GloucesterTimes.com, Gloucester, MA

October 25, 2012

Brown, Warren court women's vote across North Shore

By Doug Moser Staff Writer
Gloucester Daily Times

---- — U.S. Senate candidates Scott Brown and Elizabeth Warren, in campaign stops around the North Shore, are emphasizing issues of women’s health and pay in a fight over the demographic group that makes up more than half of the Massachusetts electorate.

Both candidates have highlighted their stances and support of breast and cervical cancer screening, federal laws on equal pay and maintaining abortion rights as polls suggest that women say they will vote for Democratic challenger Warren by double-digit margins.

U.S. Sen. Brown, at a campaign stop in North Andover Monday, defended his record supporting equal pay laws, funding for Planned Parenthood medical services — apart from abortion, which, by law, cannot be funded with federal money — and general issues important to women, like the economy, education and taxes.

“My opponent would have you believe there’s a war on women,” he said during a stop at Stachey’s Pizzeria. “Elizabeth Warren has to stop scaring women.”

Brown picked up the endorsement of women’s rights advocate Laurie Myers, who said the campaign should be about everyday issues like jobs and education. “The scare tactics have to stop,” she said.

The candidates have talked little about abortion — both are pro-choice — but Warren has attacked Brown for voting against a federal equal-pay law and for supporting a proposal in the Senate that would allow employers to drop coverage of medical services, including contraception, in the insurance they offer their employees for moral or religious reasons.

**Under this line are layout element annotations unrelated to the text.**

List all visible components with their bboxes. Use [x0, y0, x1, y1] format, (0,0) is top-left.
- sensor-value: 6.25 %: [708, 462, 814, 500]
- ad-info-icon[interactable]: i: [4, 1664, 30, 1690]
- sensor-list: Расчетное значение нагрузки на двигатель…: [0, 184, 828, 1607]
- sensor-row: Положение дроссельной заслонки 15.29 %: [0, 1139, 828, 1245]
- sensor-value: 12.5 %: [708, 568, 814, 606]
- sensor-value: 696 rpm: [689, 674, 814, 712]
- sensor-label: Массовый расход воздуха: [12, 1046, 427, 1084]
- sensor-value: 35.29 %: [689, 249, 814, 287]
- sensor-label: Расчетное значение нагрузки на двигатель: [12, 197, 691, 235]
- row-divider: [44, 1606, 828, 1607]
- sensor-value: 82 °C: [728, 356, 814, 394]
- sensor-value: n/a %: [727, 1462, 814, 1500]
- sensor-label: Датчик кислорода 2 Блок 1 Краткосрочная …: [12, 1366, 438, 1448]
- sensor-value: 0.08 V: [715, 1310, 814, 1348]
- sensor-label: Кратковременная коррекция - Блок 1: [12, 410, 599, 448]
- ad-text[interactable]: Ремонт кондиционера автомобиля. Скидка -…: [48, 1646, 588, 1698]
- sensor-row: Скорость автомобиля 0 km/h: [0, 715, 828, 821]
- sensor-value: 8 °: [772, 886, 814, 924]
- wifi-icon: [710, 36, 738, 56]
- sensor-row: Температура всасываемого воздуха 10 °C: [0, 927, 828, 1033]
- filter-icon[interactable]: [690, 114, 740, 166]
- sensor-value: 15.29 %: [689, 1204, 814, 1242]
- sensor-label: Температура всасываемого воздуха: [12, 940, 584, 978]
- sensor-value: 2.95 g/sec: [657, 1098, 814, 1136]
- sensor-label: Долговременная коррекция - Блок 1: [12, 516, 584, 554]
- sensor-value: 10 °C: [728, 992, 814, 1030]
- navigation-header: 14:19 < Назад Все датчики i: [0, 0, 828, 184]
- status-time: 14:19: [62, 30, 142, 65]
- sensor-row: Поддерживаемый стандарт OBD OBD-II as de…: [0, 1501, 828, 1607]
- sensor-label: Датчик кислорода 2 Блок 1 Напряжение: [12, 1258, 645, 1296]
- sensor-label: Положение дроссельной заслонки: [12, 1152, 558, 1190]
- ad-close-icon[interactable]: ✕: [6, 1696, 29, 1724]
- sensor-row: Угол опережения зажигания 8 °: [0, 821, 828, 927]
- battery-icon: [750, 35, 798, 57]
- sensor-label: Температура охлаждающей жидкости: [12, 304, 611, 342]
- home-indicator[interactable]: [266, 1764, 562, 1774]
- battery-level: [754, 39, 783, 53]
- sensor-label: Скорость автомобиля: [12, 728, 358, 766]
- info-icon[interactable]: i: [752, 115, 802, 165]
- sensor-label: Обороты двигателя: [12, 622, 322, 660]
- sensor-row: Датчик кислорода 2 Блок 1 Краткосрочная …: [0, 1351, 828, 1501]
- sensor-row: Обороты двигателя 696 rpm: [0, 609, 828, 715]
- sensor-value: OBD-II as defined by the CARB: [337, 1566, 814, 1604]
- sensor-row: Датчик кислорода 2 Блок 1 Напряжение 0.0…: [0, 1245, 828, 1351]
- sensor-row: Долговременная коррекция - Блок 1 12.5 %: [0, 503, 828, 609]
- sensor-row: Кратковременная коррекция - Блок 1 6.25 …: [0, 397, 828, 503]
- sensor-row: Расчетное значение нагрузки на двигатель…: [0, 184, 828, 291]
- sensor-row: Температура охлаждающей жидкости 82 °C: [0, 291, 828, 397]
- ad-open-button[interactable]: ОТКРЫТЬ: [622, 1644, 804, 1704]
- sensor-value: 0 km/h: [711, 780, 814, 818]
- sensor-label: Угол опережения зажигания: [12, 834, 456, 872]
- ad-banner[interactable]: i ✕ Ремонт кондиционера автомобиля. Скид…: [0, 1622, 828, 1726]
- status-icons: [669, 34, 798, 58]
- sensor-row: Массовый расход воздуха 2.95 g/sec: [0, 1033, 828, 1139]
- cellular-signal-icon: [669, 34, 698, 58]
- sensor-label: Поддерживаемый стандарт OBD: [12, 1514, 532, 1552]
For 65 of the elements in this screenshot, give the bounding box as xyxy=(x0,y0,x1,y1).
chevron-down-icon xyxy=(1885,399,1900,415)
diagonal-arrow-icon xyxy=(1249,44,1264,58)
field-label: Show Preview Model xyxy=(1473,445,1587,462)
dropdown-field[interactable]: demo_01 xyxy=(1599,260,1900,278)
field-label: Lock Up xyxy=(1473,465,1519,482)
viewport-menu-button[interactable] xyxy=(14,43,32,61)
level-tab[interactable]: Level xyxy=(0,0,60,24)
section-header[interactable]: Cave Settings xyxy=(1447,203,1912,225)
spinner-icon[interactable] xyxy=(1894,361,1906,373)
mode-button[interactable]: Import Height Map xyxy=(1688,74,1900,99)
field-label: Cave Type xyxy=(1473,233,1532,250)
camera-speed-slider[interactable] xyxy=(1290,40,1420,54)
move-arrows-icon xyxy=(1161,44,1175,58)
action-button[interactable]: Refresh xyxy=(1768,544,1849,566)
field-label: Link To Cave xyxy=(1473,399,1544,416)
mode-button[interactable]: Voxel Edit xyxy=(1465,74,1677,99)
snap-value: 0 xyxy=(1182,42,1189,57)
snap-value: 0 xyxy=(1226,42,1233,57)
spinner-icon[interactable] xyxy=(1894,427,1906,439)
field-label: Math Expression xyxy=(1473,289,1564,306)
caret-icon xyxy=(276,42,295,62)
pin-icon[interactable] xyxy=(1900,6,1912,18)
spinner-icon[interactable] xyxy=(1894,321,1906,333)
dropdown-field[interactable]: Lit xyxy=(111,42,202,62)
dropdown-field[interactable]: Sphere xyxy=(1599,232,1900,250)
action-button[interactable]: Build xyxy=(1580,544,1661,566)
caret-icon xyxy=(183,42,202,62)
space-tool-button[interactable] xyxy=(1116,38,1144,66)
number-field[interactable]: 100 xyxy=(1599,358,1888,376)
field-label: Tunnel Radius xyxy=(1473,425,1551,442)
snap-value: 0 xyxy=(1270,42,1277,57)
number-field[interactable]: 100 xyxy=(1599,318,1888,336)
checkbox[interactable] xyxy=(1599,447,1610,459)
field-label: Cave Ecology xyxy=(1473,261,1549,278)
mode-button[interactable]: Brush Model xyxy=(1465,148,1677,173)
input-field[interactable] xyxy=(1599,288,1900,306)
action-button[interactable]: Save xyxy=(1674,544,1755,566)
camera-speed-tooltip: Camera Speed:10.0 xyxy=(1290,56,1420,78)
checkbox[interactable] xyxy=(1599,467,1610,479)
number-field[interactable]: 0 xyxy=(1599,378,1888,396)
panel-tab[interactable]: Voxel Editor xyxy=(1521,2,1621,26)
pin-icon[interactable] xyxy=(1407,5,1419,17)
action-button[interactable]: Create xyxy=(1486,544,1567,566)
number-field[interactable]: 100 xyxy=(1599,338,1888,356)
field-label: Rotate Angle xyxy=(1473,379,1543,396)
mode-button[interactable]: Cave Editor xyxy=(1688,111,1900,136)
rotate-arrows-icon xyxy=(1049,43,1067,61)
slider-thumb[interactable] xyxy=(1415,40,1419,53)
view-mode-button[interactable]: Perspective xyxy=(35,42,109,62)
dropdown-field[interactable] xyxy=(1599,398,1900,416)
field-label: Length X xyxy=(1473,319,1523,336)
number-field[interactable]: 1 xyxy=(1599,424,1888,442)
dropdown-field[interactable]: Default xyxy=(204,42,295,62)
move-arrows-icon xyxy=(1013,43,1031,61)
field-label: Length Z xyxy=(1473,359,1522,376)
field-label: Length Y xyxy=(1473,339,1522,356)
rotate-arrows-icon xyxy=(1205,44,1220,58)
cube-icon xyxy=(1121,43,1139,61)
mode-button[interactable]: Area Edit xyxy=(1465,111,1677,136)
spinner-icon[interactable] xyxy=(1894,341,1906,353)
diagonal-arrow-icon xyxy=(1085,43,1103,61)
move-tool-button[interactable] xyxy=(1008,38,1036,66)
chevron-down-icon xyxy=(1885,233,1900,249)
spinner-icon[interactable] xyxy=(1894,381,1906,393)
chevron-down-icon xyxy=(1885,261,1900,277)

She also has criticized him for voting against Elena Kagan, the former Obama administration solicitor general and dean of Harvard Law School, during her Senate confirmation to the U.S. Supreme Court.

“He had a chance to vote for a pro-choice candidate to the Supreme Court, and he voted no,” Warren said Tuesday during her campaign visit to Mann Orchards in Methuen. “Elena Kagan is eminently qualified, and he voted no.”

Abortion rights supporters worry that a conservative Supreme Court could reverse Roe vs. Wade, the 1973 decision that legalized abortion. Warren, in campaign stops and debates, has indicated supporting pro-choice judicial appointments is important.

Brown has said he voted against Kagan partly because she did not have experience as a judge, adding that he supports abortion rights.

Meanwhile, the federal equal pay law — called the Lilly Ledbetter Fair Pay Act after an employee who discovered after 20 years that she was making less than men doing similar work — was “the right idea but the wrong bill,” he said.

He said economic and tax issues affect everybody and said the policies Warren supports would mean higher taxes on small businesses.

“Her tax proposals are going to crush the middle class,” he said.

Warren has said she supports allowing tax cuts for the wealthiest individuals, a tax group that can include some businesses, passed in 2001 and 2003 to revert back to the levels of the 1990s. She has argued the threshold of the change would be high enough to exclude most small businesses.

Polls this month have shown Warren with a significant lead among female voters. However, national polls have shown women moving toward former Gov. Mitt Romney since his first debate with President Obama in Denver on Oct. 5. Before that, Obama held double-digit leads among women.

In two polls released earlier this month conducted by WBUR and MassINC, Warren led Brown among women by 51 percent to 40 percent, similar to the margin in a University of Massachusetts-Amherst poll. A poll released Oct. 11 by Public Policy Polling showed Warren with a greater lead among women, 58-38.

In the Jan. 19, 2010, special election, Brown won over Attorney General Martha Coakley by a margin of about 107,000 votes out of 2.3 million cast.